DeMarco: The obvious answer is that the culture of life rests on its citizens being unified persons and establishing authentic relationships with God and neighbor. The answer is obvious enough, but the implementation or the bringing it about is quite something else. We need inspiration to accept the real challenges of life. Difficulty ought not be daunting. The English poet John Keats is truly a heroic figure. In a letter to his siblings back home in British Isles, he explained how we need difficulties in order to rise to the task and find out who we really are. “Do you not see how necessary a world of pains and troubles is,” he wrote, “to school an intelligence and make it a soul?

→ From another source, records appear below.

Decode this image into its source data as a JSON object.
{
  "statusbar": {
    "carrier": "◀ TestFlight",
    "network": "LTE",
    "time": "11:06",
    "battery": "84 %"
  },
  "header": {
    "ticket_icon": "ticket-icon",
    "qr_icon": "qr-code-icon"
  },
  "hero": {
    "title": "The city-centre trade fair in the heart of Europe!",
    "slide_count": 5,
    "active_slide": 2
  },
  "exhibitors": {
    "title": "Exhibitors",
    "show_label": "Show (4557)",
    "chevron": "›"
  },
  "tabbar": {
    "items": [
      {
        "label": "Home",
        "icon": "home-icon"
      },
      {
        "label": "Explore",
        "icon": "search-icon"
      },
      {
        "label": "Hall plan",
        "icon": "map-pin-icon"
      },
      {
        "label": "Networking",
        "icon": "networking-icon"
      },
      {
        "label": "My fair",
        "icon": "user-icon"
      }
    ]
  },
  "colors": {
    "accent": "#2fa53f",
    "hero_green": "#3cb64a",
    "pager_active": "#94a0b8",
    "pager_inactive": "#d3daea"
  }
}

As various as the lives of men are – so various become their souls, and thus God makes individual beings.” Keats was living in exile in Rome and dying at age 23 of tuberculosis. Despite his early death, he left for posterity some remarkable and insightful and beautiful poetry. We must pay more attention to people like Keats and less to the Howard Sterns of the world. If there is one thing I would like readers to take from our book it is the primary significance of anthropological realism. All this means is that we must understand realistically, without tempting illusions, what it means to be a human being and then find the courage to live in the light of that understanding, which is to live authentically. What is a human being? He is a person who is simultaneously a unique individual and a communal being with loving responsibilities toward his neighbors. In this dynamic tension between the poles of individuality and communality emerges a real person who can form good marriages and assist in providing the basis for a better society. When Fyodor Dostoevsky submitted his great novel, “Crime and Punishment,” he appended the following note: “This is the story of a university student whose mind is infected with incomplete ideas that float on the wind.” The culture of life is based on complete ideas of the human person. John Paul II’s personalism is a good place to begin if we want a better understanding of what it means to be a human person. And as challenging as it may be to live as a complete human being, this challenge is necessary if we are to avoid the enticements of the culture of death and live in accordance with the principles of the culture of life.